- Born: 27 April 1979 (age 47) Accra, Ghana
- Education: New York University University of Ghana
- Occupations: Author; screenwriter;
- Writing career
- Period: 2009 - Present
- Genres: Fantasy; drama; political thrillers; tragicomedy;
- Website: boakyewaa.com

= Boakyewaa Glover =

Boakyewaa Glover (born 27 April 1979) is a Ghanaian author, news broadcaster, and screenwriter. She is best known for writing the political thriller, The Justice.

==Biography==
Boakyewaa born 27 April 1979 in Accra. She is the daughter of Maame Abena, a management consultant and James Amoako, a renowned lawyer and writer.

During her formative years, Glover developed interest in penning poems which led her to her first full-length book, Basic Reality, written when she was about the age of 16 years. This was followed by Crazy, Sexy, Cool, and Unspoken words.

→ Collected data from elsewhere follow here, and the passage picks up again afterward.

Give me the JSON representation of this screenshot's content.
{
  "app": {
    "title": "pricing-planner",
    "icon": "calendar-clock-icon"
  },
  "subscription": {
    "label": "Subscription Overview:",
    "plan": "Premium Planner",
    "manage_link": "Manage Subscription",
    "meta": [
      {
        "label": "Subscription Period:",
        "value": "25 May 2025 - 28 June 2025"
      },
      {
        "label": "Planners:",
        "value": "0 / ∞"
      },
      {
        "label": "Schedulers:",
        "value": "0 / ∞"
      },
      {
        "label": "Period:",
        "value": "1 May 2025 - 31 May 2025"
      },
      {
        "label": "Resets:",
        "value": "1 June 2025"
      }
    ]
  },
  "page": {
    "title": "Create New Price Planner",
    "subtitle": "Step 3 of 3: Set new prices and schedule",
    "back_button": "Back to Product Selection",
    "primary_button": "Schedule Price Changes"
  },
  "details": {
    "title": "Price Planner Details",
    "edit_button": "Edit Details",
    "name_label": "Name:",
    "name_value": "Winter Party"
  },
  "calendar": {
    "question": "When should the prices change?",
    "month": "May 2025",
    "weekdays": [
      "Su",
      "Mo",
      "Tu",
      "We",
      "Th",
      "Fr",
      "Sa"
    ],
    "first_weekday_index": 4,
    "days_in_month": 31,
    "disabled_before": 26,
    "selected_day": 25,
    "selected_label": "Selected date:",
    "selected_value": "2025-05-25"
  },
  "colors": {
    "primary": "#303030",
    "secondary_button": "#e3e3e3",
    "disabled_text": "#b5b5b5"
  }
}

After completing her tertiary education at the University of Ghana, Glover won a scholarship to study Organisational Psychology at the New York University (NYU). While studying at NYU, she conceived the idea for and published her first book, Circles. Before then, she had been a TV presenter on Smash TV show on Metro TV in Ghana, a Broadcast Journalist/News Anchor at TV3 Network, in Ghana and worked as a management consultant.

The five-year period that followed the launch of her book, Circles, saw the death of her father. While working as a Change Management specialist, she published Tendai (2013, science fiction) and The Justice (2013, political thriller).

==Awards==
In 2014, Glover was a 2014 finalist for Africa's Most Influential Women (organized by CEO Communications, South Africa), and was the 2018 winner for Ghana's 40 Under 40 Awards (Authorship & Creative Writing category). She was nominated for the Ghana Millennium Excellence Awards in 2020 under the category of English/Literature/Poetry.